Forced myself to finally sit down and draw my Christmas card for this year today:


----------



## TogaMario (Dec 18, 2005)

Hahaha, nice  The look on Santa's face is priceless


----------



## BastionLightbringer (Dec 18, 2005)

Very cool. Looks great. Boy, I'd love to get that card in the mail.


----------



## Angel Tarragon (Dec 18, 2005)

Freakin' hilarious! Love it!


----------



## DMAC (Dec 19, 2005)

Thanks.   Glad you guys dig it.


----------



## nyrfherdr (Dec 19, 2005)

I absolutely dig it!  I love your style DMAC.  Keep up the great work.

Game ON!
Nyrfherdr


----------



## Bobitron (Dec 19, 2005)

Very nice, DMAC. Perfect new wallpaper for the holidays.


----------



## Angel Tarragon (Dec 20, 2005)

I desktopped it last night.

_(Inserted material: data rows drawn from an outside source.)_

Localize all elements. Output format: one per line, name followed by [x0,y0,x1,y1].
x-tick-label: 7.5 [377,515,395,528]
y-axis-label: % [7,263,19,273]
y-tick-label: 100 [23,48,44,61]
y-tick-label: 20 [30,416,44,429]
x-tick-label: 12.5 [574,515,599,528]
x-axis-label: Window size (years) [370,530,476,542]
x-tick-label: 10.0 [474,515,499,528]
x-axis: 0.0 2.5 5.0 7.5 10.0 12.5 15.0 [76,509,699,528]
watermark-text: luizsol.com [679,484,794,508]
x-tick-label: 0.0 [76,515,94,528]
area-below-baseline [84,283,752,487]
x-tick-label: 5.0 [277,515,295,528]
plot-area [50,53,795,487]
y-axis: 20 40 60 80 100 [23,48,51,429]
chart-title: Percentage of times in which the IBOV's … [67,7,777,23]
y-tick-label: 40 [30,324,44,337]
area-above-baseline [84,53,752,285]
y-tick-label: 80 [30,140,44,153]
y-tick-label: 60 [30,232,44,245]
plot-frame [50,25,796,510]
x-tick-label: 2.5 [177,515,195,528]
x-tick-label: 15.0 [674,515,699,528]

My dad came in my room for something and saw it, he loves it too.


----------



## Jdvn1 (Dec 20, 2005)

That's just priceless.

You're awesome, DMAC!


----------



## Eosin the Red (Dec 20, 2005)

Your Christmas cards are "da bomb"


----------



## Verbatim (Dec 20, 2005)

Consider it borrowed for the holidays as well.. Another awesome outing DMAC.


----------



## Ferret (Dec 20, 2005)

Damn, if it wasn't too late I'd have yoinked it. Another Class act, DMAC!


----------



## Mortimer De Gaul (Dec 20, 2005)

Excellent Work!!!!!!!


----------



## Soel (Dec 21, 2005)

Really cool, DMAC!!!


----------